When cyberbreaches occur, personal and private information on a desktop or shared drive is readily accessed by cybercriminals. Even the identity and financial data that sits on desktop or shared drive can be unintentionally exposed by simple human error, simply via an erroneous email or erroneous email recipient. Indeed, human error currently accounts for close to a third of all notifiable data breaches.   

With the announced COVID-19 stimulus measures to include early access to superannuation savings, there is likely to be a significant increase in the movement of money being redeemed out of the superannuation system.  

This further raises the importance of protecting identity data and superannuation money. The good news is this can be done simply and quickly. Removing the weakest link in the end-to-end security chain from employers to funds, namely desktops and shared drives, significantly improves the contributions payment process for all working

Australians who depend on a secure superannuation system.  

During the challenging times ahead, people’s health and financial wellbeing is of course paramount.

Simple changes to common processes can have a lasting and meaningful impact. To help increasingly challenged employers and employees, advisers, superannuation funds and payroll professionals can make some minor changes to ensure their contributions process protects members’ data end to end.

The whole world is massively challenged right now, demanding us to solve the medium-and longer-term implications of significant disruptions from COVID-19.

If there is a so-called ‘silver lining’ from this situation it might be that increased requirements for remote working will accelerate automation, end-to-end security thinking, and process re-engineering.

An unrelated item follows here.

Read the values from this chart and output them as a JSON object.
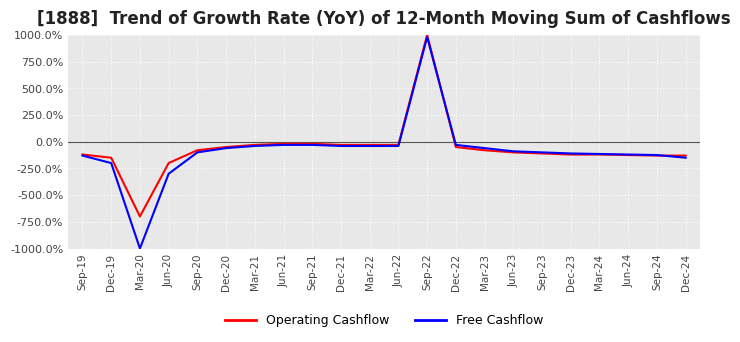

A disbursed online workforce presents a clear necessity and opportunity for a permanent move away from paper, e-mail or manual based data transfer, and approval processes which circumvent the security and control procedures built into business management systems like payroll.  

The most progressive of Australia’s super funds and payroll service providers are already making these types of changes to be good custodians of working Australian’s identity, financial data and money. 

Organisations who don’t effectively implement these changes will face increasing challenges from their customers, government and regulators as the cost of complacency will ultimately undermine them. 

Is it not better to boost our collective ability to inoculate the money and data on behalf of our clients and hardworking Australians?

One consequence of the COVID-19 crisis is the opportunity to look beyond the immediate challenges and focus on innovation to bring the right contribution and tools to market to not only be prepared to face new challenges, but encourage Australians to be better off for the experience of battling this dreadful virus together.  

Dean Martin is chief executive of InPayTech.